Durante los días siguientes ninguno de los dos se atrevió a dirigirse al malhumorado Gastó, un hombre a quien la estancia como inqui-lino en la casa de Pere no hacía más que recordarle su infortunio, que le había llevado a perder su vivienda. El agrio carácter del curtidor empeoraba cuando se encontraba en la casa, que era precisamente cuando los dos hermanos tenían oportunidad de plantearle su propuesta, pero sus gruñidos, protestas y groserías los hacían desistir.

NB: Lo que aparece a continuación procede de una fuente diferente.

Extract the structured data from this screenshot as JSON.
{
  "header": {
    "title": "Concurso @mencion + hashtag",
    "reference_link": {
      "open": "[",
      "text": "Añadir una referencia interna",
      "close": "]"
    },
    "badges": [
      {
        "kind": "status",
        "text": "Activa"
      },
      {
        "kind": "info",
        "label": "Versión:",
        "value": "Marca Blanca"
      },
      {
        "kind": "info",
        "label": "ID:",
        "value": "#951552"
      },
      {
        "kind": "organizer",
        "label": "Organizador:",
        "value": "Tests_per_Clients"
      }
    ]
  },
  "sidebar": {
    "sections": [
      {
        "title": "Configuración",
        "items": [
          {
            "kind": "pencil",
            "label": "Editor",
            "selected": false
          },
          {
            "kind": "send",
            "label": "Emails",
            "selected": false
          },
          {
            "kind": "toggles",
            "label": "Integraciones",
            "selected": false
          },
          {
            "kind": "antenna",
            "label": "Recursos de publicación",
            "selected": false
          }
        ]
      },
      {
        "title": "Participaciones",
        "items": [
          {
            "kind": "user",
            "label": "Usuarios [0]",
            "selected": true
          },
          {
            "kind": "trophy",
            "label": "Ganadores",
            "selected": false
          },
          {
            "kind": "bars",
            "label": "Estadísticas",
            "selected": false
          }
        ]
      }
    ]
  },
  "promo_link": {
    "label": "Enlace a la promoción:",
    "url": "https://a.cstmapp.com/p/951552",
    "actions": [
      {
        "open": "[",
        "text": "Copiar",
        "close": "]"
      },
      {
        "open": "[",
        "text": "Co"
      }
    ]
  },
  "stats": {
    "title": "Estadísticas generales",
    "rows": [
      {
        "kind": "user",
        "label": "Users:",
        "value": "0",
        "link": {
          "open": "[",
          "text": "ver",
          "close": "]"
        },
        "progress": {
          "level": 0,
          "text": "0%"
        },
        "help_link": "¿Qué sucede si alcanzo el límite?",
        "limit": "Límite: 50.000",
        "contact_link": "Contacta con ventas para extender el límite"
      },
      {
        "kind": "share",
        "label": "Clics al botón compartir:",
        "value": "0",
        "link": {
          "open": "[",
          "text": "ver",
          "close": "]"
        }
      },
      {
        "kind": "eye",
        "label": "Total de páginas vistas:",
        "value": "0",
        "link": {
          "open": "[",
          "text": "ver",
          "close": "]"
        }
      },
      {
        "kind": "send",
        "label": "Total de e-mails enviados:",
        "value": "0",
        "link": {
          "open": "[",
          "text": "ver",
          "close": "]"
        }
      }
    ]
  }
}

Mientras, Arnau seguía envuelto en la estela que Aledis dejaba tras de sí. La veía, la perseguía con los ojos y con la imaginación y no había momento del día en que sus pensamientos no estuvieran puestos en ella, salvo cuando Gastó aparecía; entonces su espíritu se encogía.
Porque por más que lo prohibiesen los sacerdotes y los cofrades, el muchacho no podía apartar los ojos de Aledis cuando ella, sabiéndose a solas con su juguete, aprovechaba cualquier tarea para ceñirse la holgada camisa descolorida. Arnau se quedaba ensimismado ante la visión: aquellos pezones, aquellos pechos, todo el cuerpo de Aledis lo llamaba. «Serás mi esposa, algún día serás mi esposa», pensaba acalorado. Trataba entonces de imaginársela desnuda y su mente viajaba por lugares prohibidos y desconocidos pues, a excepción del torturado cuerpo de Habiba, jamás había visto a una mujer en cueros.
En otras ocasiones Aledis se agachaba ante Arnau, doblándose por la cintura en lugar de hacerlo acuclillándose, para mostrarle sus nalgas y las curvas de sus caderas; aprovechaba asimismo cualquier situación propicia para levantarse la camisa por encima de las rodillas y dejar al descubierto sus muslos; se llevaba las manos a la espalda, hasta los ríñones para, simulando algún dolor inexistente, curvarse cuanto le permitía su columna vertebral y mostrar así que su vientre era plano y duro. Después, Aledis sonreía o, fingiendo descubrir de pronto la presencia de Arnau, se mostraba turbada. Cuando desaparecía, Arnau debía luchar por alejar aquellas imágenes de su memoria.